Hi Derick

On Tue, Apr 2, 2024 at 4:15 PM Derick Rethans <der...@php.net> wrote:
>
> What do y'all think about requiring GPG signed commits for the php-src
> repository?

Let me repost my internal response for visibility.

I'm currently struggling to understand what kind of attack signing
commits prevents.

If your GitHub account is compromised, GitHub allows the attacker to
commit via web interface and will happily sign their commits with a
gpg key auto-generated for your account.

See: 
https://docs.github.com/en/authentication/managing-commit-signature-verification/about-commit-signature-verification

> GitHub will automatically use GPG to sign commits you make using the web 
> interface. Commits signed by GitHub will have a verified status. You can 
> verify the signature locally using the public key available at 
> https://github.com/web-flow.gpg.

Even if this wasn't the case, the attacker may simply register their
own gpg key in your account, with the commits appearing as verified.

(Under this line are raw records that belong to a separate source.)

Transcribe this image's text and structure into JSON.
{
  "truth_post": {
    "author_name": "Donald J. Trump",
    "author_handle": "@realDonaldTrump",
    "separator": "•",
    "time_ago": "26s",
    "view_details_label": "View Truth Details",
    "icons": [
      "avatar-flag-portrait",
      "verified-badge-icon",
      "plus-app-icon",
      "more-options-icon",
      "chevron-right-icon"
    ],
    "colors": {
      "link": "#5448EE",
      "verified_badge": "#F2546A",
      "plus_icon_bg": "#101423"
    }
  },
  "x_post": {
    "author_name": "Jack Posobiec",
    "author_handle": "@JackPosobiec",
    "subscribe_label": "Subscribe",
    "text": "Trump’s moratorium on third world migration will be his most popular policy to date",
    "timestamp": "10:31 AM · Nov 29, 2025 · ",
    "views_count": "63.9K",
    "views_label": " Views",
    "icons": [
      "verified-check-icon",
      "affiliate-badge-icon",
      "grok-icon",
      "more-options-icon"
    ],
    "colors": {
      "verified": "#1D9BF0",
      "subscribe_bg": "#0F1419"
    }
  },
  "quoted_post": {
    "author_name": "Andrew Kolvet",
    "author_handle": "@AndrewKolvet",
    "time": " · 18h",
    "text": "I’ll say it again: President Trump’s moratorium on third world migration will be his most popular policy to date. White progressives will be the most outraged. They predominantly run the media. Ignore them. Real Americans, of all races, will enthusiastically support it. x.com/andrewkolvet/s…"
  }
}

If your ssh key is compromised instead, and you use ssh to sign your
commits, the attacker may sign their malicious commits with that same
key they may use to push.

The only thing this really seems to prevent is pushing commits via a
compromised ssh key, while commits need to be signed with gpg. If
that's the intention, we should require using gpg rather than ssh for
signing (or using a different ssh key, I suppose). Additionally, it
may help for people who push via HTTP+auth token, but that's probably
not advisable in the first place.

Something that may also help is restricting pushes to patch branches
(PHP-x.y.z) to release managers. These branches are not commonly
looked at by the public, and so it may be easier to sneak malicious
commits into them.

In addition, we should keep GitHub privileges narrow, especially
branch protection configuration.

As mentioned by others, this does not prevent the xz issue. But paired
with an auto-deployment solution, it could definitely help. It would
be even better if release managers cannot change CI, and CI
maintainers cannot create releases, as this essentially enforces the
4-eyes principle. The former may be hard to enforce, as CI lives in
the same repository.

Another solution might be to require PRs, and PR verifications. But
this will inevitably create overhead for maintainers.